Memastikan proses rekruitmen yang dilakukan oleh Panwas Kecamatan bisa berjalan sesuai jadwal dan ketentuan yang berlaku, Komisioner Bawaslu kota Blitar Divisi SDMO Moh. Ridwan melakukan monitoring ke Sekretariat Panwas Kecamatan Se-Kota Blitar untuk melihat dan memastikan bahwasanya tidak ada kendala yang dialami oleh Pengawas Kecamatan maupun Pengawas Kelurahan dalam proses pendaftaran  yang telah dibuka mulai tanggal 3 Oktober dan ditutup tanggal 15 Oktober 2020 tersebut.  Pada kesempatan itu Moh. Ridwan mengatakan sesuai dengan peraturan perundangan, setiap TPS akan diawasi satu Pengawas TPS. Pengawas TPS dibentuk 23 hari sebelum hari pemungutan suara pemilihan dan dibuarkan tujuh hari setelah hari pemungutan suara Pemilihan.
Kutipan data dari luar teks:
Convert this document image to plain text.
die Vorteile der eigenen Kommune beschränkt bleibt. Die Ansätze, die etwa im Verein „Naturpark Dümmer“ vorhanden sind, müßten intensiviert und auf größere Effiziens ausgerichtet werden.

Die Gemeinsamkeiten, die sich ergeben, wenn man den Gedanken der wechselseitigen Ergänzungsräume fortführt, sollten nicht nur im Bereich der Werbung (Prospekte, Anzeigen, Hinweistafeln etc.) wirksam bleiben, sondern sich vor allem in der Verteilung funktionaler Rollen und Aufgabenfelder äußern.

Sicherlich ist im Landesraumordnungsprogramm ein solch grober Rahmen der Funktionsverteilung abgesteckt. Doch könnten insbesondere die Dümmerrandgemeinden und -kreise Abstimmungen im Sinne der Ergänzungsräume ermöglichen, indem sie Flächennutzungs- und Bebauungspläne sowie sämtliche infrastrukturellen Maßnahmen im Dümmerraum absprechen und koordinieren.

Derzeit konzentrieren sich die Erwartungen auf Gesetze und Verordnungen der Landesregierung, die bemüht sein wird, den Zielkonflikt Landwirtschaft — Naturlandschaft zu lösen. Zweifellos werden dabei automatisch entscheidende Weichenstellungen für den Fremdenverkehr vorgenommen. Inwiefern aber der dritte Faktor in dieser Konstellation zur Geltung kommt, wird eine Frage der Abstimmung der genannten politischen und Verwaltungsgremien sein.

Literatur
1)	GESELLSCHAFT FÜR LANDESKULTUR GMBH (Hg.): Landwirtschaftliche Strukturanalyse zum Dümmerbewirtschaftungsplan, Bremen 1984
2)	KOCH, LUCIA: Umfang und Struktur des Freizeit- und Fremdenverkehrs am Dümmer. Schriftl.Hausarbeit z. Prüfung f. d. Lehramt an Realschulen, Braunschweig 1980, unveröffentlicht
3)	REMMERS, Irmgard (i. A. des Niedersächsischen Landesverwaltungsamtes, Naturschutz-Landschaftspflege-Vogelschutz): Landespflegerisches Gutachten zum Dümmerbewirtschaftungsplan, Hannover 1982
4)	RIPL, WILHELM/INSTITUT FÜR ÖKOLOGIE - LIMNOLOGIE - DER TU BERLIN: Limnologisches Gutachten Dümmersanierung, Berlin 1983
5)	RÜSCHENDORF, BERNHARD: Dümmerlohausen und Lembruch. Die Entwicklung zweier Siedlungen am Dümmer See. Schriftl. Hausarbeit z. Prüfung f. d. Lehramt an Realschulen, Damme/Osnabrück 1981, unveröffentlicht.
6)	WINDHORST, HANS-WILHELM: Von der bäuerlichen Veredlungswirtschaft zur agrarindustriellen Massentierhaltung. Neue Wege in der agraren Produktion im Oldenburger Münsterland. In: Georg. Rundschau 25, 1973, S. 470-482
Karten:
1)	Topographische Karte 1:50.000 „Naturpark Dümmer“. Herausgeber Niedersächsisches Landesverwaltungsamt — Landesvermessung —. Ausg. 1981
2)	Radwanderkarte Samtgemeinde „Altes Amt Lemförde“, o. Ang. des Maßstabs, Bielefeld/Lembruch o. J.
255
“ Karena dimasa pandemi dan juga sebagai upaya pencegahan terhadap penyebaran Covid-19, nantinya PTPS yang terpilih akan dilakukan rapid tes. Tugas PTPS untuk Pilkada Kota Blitar tahun ini akan berat karena selain mengawasi persiapan pemungutan suara dan penghitungan suara, mengawasi pelaksanaan pemungutan suara, mengawasi persiapan perhitungan suara, mengawasli pelaksanaan penghitungan suara, menyampaikan keberatan dalam hal ditemukannya dugaan pelanggaran, kesalahan, dan atau penyimpangan administrasi pemungutan dan penghitungan suara, serta menerima salinan berita acara dan sertifikat pemungutan dan penghitungan suara juga harus mengawasi proses yang berjalan di TPS yang mereka awasi tidak melanggar protokol kesehatan,”Ujarnya.

Pada kesempatan yang sama Anggota Bawaslu Kota Blitar yang akrab disapa pak Ridwan ini menambahkan bahwa pada proses rekruitmen ini ia berpesan kepada seluruh Panwas Kecamatan dan Panwas Kelurahan untuk benar-benar memperhatikan kualitas dan integritas calon PTPS yang akan terpilih karena mereka merupakan ujung tombak dari pengawasan demokrasi dilapangan. Sejauh ini kendala dalam pendaftaran adalah adanya peserta yang mendaftar sebagai pengawas pendaftaran tempat pemungutan suara yang masuk dalam daftar pendukung bakal pasangan calon perseorangan dan umur kurang dari 25 tahun.